En quatre mots inattendus, jaillis de son cœur, elle doucha la colère de Starbuck. Il se leva, traversa la salle, contourna la courbe bordée d’argent du bureau, mais elle leva les mains pour le repousser, avec une calme insistance.
— Écoute-moi d’abord. Puisque tu l’as demandé, je veux que tu le saches. Je n’ai aucune intention de marcher humblement au sacrifice, de voir tout ce que j’ai fait de ce monde jeté à la mer après moi. Je ne l’ai jamais voulu. Cette fois, par tous les dieux qui n’ont jamais eu leur place ici, ce monde ne retombera pas dans l’ignorance et la stagnation quand les extramondiens s’en iront !
— Que peux-tu faire pour l’empêcher ? Quand les extramondiens partiront, nous perdrons notre soutien, notre base de pouvoir. (Il plut à Arienrhod d’entendre ce serment inconscient d’allégeance.) Ils s’en assureront. Et ensuite, nous ne pourrons pas repousser l’Été, pas plus que nous ne pouvons repousser les saisons. Ce sera de nouveau le monde des Étésiens.
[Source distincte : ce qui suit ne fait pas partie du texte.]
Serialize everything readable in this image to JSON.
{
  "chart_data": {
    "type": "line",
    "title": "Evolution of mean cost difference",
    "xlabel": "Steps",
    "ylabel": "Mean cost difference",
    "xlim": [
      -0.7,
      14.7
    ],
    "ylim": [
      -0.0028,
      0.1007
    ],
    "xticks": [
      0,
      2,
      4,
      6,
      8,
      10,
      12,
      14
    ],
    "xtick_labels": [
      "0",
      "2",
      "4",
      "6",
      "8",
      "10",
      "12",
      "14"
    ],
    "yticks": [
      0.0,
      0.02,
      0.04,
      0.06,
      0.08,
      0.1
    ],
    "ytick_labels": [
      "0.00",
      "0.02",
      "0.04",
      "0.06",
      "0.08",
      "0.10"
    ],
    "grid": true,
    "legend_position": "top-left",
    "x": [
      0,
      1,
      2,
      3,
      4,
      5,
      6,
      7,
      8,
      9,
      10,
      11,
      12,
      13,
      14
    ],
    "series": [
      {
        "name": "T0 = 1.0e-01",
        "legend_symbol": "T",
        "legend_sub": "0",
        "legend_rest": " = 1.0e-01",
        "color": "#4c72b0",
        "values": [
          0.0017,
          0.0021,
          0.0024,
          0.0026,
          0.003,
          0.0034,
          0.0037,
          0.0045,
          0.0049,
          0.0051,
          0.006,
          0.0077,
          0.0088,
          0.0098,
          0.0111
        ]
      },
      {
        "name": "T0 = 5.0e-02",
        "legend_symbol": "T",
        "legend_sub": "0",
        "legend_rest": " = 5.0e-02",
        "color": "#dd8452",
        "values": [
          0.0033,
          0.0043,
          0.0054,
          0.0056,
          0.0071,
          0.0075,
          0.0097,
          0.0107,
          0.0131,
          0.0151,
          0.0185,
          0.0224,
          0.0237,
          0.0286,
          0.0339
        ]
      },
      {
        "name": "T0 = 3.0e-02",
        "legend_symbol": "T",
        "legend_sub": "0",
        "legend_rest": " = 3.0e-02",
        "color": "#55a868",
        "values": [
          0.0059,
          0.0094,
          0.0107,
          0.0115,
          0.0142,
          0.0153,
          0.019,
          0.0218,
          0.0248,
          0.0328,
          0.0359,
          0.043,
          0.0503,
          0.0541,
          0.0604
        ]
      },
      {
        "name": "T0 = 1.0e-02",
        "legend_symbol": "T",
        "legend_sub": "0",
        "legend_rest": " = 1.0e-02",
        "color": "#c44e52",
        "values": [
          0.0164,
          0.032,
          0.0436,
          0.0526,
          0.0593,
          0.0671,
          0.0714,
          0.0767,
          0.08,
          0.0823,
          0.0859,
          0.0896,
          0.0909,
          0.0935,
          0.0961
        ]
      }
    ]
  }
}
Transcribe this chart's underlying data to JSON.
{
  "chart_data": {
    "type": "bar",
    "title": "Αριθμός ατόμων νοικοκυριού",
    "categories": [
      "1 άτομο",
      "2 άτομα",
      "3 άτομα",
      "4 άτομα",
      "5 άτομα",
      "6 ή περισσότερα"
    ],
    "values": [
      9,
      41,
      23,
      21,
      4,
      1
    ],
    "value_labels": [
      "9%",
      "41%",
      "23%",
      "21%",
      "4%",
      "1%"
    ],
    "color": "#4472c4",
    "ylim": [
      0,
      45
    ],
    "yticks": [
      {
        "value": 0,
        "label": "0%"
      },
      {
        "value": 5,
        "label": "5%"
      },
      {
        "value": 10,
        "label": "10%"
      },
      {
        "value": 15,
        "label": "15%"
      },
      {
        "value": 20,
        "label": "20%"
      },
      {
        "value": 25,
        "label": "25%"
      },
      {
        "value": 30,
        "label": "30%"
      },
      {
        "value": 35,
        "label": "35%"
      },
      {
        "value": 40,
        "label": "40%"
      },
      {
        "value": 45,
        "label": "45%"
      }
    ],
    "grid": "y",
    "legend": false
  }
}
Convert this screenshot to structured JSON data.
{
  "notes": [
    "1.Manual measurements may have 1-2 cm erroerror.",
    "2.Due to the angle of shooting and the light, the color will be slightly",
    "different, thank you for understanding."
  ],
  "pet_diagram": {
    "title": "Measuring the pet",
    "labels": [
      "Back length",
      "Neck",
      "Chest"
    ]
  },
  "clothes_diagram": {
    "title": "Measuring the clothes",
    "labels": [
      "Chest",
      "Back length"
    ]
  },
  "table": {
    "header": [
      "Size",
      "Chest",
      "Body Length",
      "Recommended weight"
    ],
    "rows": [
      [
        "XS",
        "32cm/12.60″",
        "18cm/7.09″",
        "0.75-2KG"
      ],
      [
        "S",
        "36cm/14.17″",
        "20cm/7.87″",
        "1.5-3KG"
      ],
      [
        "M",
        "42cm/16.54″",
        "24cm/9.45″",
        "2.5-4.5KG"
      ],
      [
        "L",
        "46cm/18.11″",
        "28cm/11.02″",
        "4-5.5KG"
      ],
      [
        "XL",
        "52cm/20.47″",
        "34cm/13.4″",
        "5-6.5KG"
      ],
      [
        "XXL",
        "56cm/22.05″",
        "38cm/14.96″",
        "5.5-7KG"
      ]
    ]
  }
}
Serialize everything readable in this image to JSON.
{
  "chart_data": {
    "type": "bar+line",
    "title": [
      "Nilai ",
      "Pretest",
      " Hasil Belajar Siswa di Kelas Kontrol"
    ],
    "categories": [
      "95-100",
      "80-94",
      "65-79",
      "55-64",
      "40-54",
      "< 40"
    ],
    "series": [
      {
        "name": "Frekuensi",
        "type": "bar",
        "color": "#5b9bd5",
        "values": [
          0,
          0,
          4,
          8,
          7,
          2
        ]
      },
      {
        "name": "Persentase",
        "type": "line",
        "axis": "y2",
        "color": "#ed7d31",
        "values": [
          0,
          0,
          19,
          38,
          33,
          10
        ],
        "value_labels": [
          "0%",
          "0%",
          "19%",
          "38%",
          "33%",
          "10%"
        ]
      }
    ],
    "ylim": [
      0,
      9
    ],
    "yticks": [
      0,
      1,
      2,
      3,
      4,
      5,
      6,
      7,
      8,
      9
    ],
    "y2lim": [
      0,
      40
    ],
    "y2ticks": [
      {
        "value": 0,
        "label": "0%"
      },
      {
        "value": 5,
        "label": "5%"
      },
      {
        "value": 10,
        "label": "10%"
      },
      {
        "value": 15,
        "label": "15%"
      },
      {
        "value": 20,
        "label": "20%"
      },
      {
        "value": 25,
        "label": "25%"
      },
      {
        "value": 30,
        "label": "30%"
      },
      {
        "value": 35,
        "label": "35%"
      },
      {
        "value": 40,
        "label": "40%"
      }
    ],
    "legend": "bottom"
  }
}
— Tu as subi un lavage de cerveau, affirma-t-elle, indiquant d’une main lourde de bagues la ville au-delà des murs. Les Étésiens se réuniront ici en ville pour le Festival, ici sur notre territoire. Il nous suffit d’avoir quelque chose qui les prendra par surprise, une épidémie. Une maladie contre laquelle les Hiverniens sont heureusement immunisés, grâce aux miracles de la médecine d’extramonde.